A small flask api deployed on google cloud run that when given a spotify playlist id (the end of the url) will search the genius website for a matching song.
If not found (genius api returned None) put in failed songs list.
If it has a letter difference of over a set threshold it is flagged and added to a warning list.
Else added to a successful list.
The lyrics from the successful list are zipped and sent to a Google cloud storage bucket.
The files it creates and puts in the bucket will be used in a machine learning pipeline that will automatically train and deploy a model. The main purpose of this lyric scrapper will be to use it as a template for future dataset creation cloud functions. This is a fun proof of concept of letting a user generating a dataset from a list. I Imagine instead of a spotify playlist it was list of accounts, hashtags, topics ect. from Twitter/Reddit/Blog Posts/...
My client sends makes a post request to the entry endpoint specifying at a minimum a user, playlist_id, and project_name but can also set the debug, threshold, and num_threads.
This will start a thread that will process the request and send back a json of the jobs information and status.

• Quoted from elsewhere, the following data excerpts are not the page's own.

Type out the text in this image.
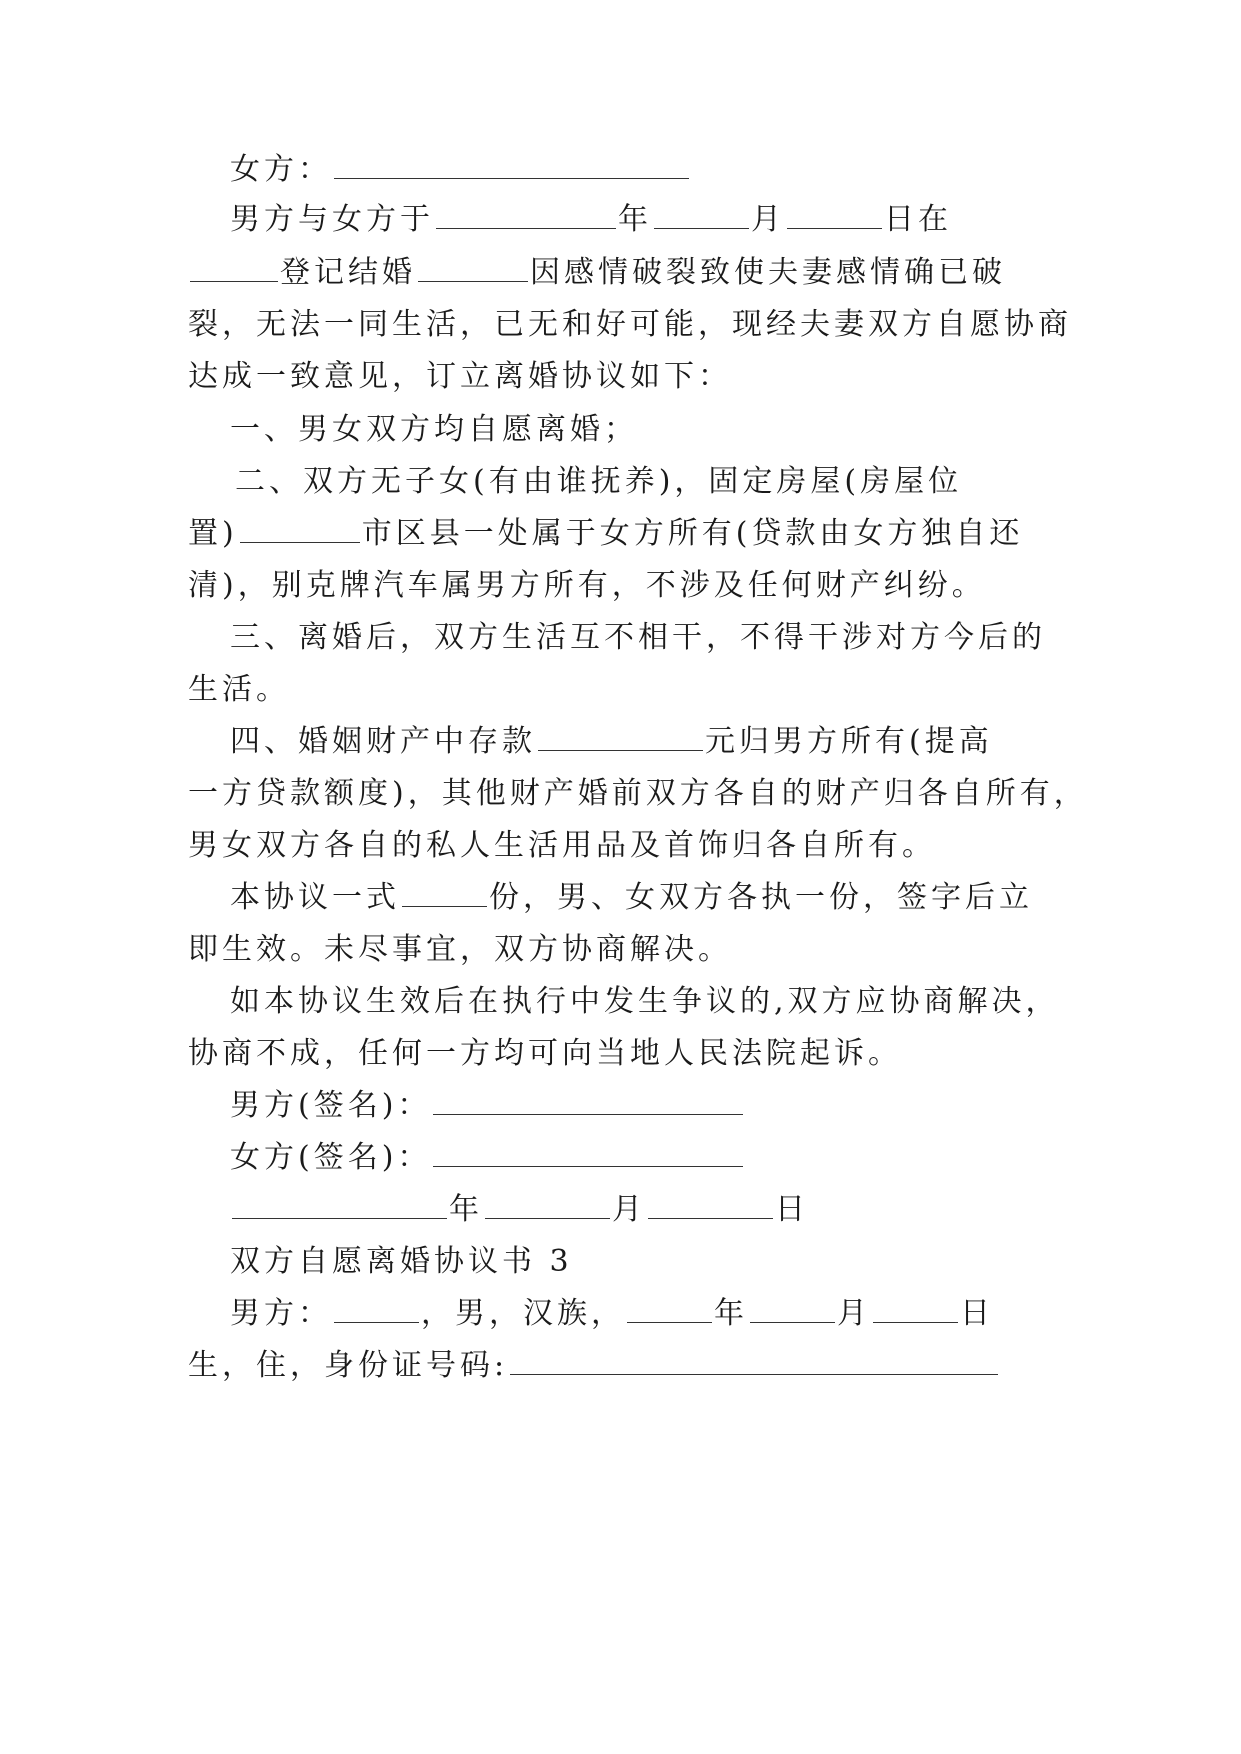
女方：
男方与女方于	年	月	日在
登记结婚	因感情破裂致使夫妻感情确已破
裂，无法一同生活，已无和好可能，现经夫妻双方自愿协商
达成一致意见，订立离婚协议如下：
一、男女双方均自愿离婚；
二、双方无子女(有由谁抚养)，固定房屋(房屋位
置)	市区县一处属于女方所有(贷款由女方独自还
清)，别克牌汽车属男方所有，不涉及任何财产纠纷。
三、离婚后，双方生活互不相干，不得干涉对方今后的
生活。
四、婚姻财产中存款	元归男方所有(提高
一方贷款额度)，其他财产婚前双方各自的财产归各自所有，
男女双方各自的私人生活用品及首饰归各自所有。
本协议一式	份，男、女双方各执一份，签字后立
即生效。未尽事宜，双方协商解决。
如本协议生效后在执行中发生争议的,双方应协商解决，
协商不成，任何一方均可向当地人民法院起诉。
男方(签名)：
女方(签名)：
年	月	日
双方自愿离婚协议书 3
男方：	，男，汉族，	年	月	日
生，住，身份证号码:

{user, playlist_id, project_name, num_threads, threshold, debug, job_id, status, start_time, end_time, thread, data}
Now my client will just poll the endpoint with the job_id to see the status and when it finished collect the result \
####The job Now the api will find the spotify playlist with the spotify api and get all the songs in that playlist. Then it will cut up that playlist into the number of threads set (default 4) piece and will give each piece to a thread. Each thread will try to match the spotify song title and artist to a genius song with the genius api. It will follow the rules above for determining if a song will be put in the threads local found, warning, or failed list. After the threads are done each threads local list will be merged into one master found, failed, warnings list.
Tested on the play list 1000 best songs of all time
https://open.spotify.com/playlist/7hDSJxfgDFNImclVNOaaEl
with a threshold = 5 and num_threads = 4
Warnings: 142/1003
Failed:68/1003
Success:793/1003
--- 257.4001393318176 seconds ---
Went through the 1003 songs in 4 minutes 17 sec with 79% success rate.\
Ways of improvement:
- Allow the users to pass the warnings if they deemed acceptable
- if warning try again check with same song without a dash (ie - Remastered 1998, - Radio Edit)
- Allow users to manually enter a genius url of the lyrics
- Allow user to upload their own lyrics (or any source material) to be included in the dataset
- Improve data cleaning